Deutsche Bank übernimmt Sal. Oppenheim für eine Milliarde Euro
Die Deutsche Bank hat sich darauf verständigt, die Sal. Oppenheim-Gruppe für eine Summe von einer Milliarde Euro zu übernehmen. Der am 28. Oktober 2009 unterzeichnete Deal umfasst die gesamten Geschäftsaktivitäten der deutschen Privatbank sowie ihre in Luxemburg ansässige Holdinggesellschaft.
In die Transaktion einbezogen sind alle Niederlassungen der Sal. Oppenheim jr. & Cie. KGaA in Deutschland. Zudem gehören dazu die luxemburgische Holding Sal. Oppenheim jr. & Cie. S.C.A. sowie deren Private-Equity-Dachfonds-Sparte, die von der Sal. Oppenheim Private Equity Partners S.A. verwaltet wird. Auch die BHF-BANK AG wurde in den Kauf integriert.
Sal. Oppenheim hatte in den vergangenen Jahren seine Präsenz in Österreich ausgebaut und damit seine europäische Marktposition gestärkt. Die Kanzlei Hengeler Mueller berät die Deutsche Bank nun bei der Einholung der kartellrechtlichen Genehmigungen für die Übernahme in der EU und anderen Regionen.

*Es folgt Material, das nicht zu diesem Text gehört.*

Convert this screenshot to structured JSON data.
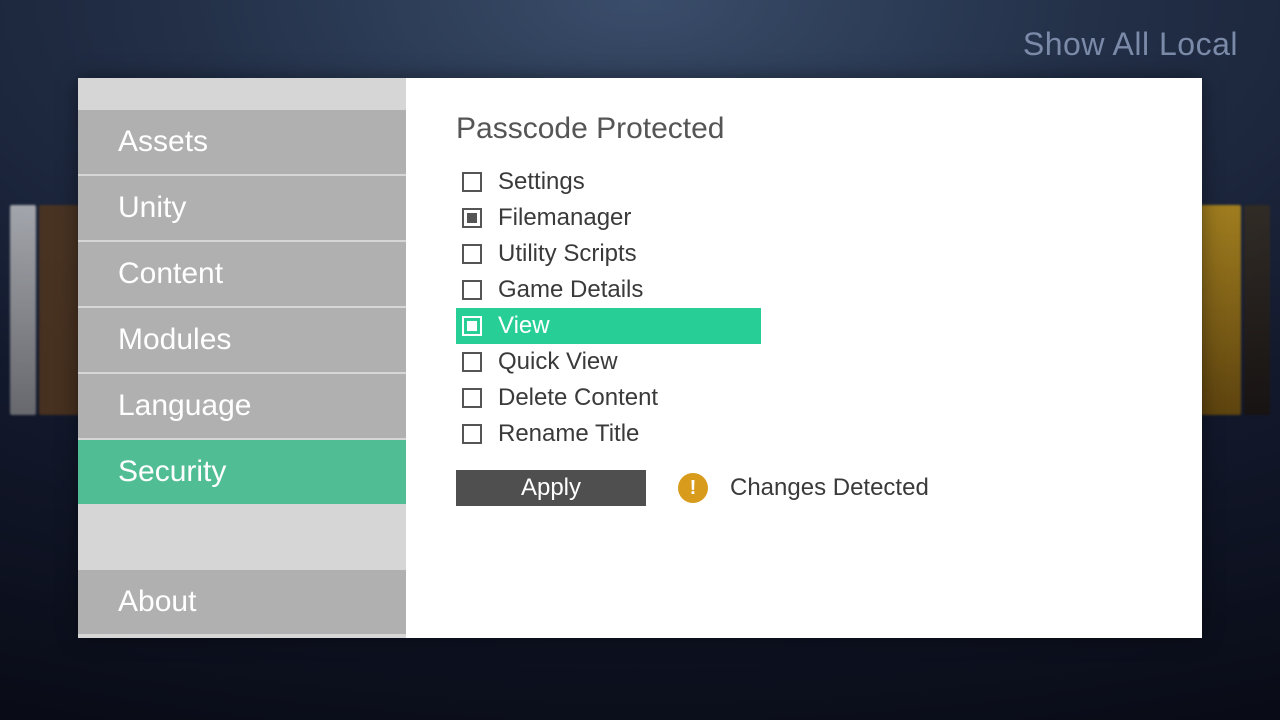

Der Deal in Höhe von einer Milliarde Euro festigt die Position der Deutschen Bank im Privatkunden- und Vermögensmanagement. Die Übernahme steht jedoch noch unter dem Vorbehalt der behördlichen Freigabe. Bei erfolgreicher Genehmigung werden die Geschäftsbereiche und Tochtergesellschaften von Sal. Oppenheim in die Deutsche Bank eingegliedert.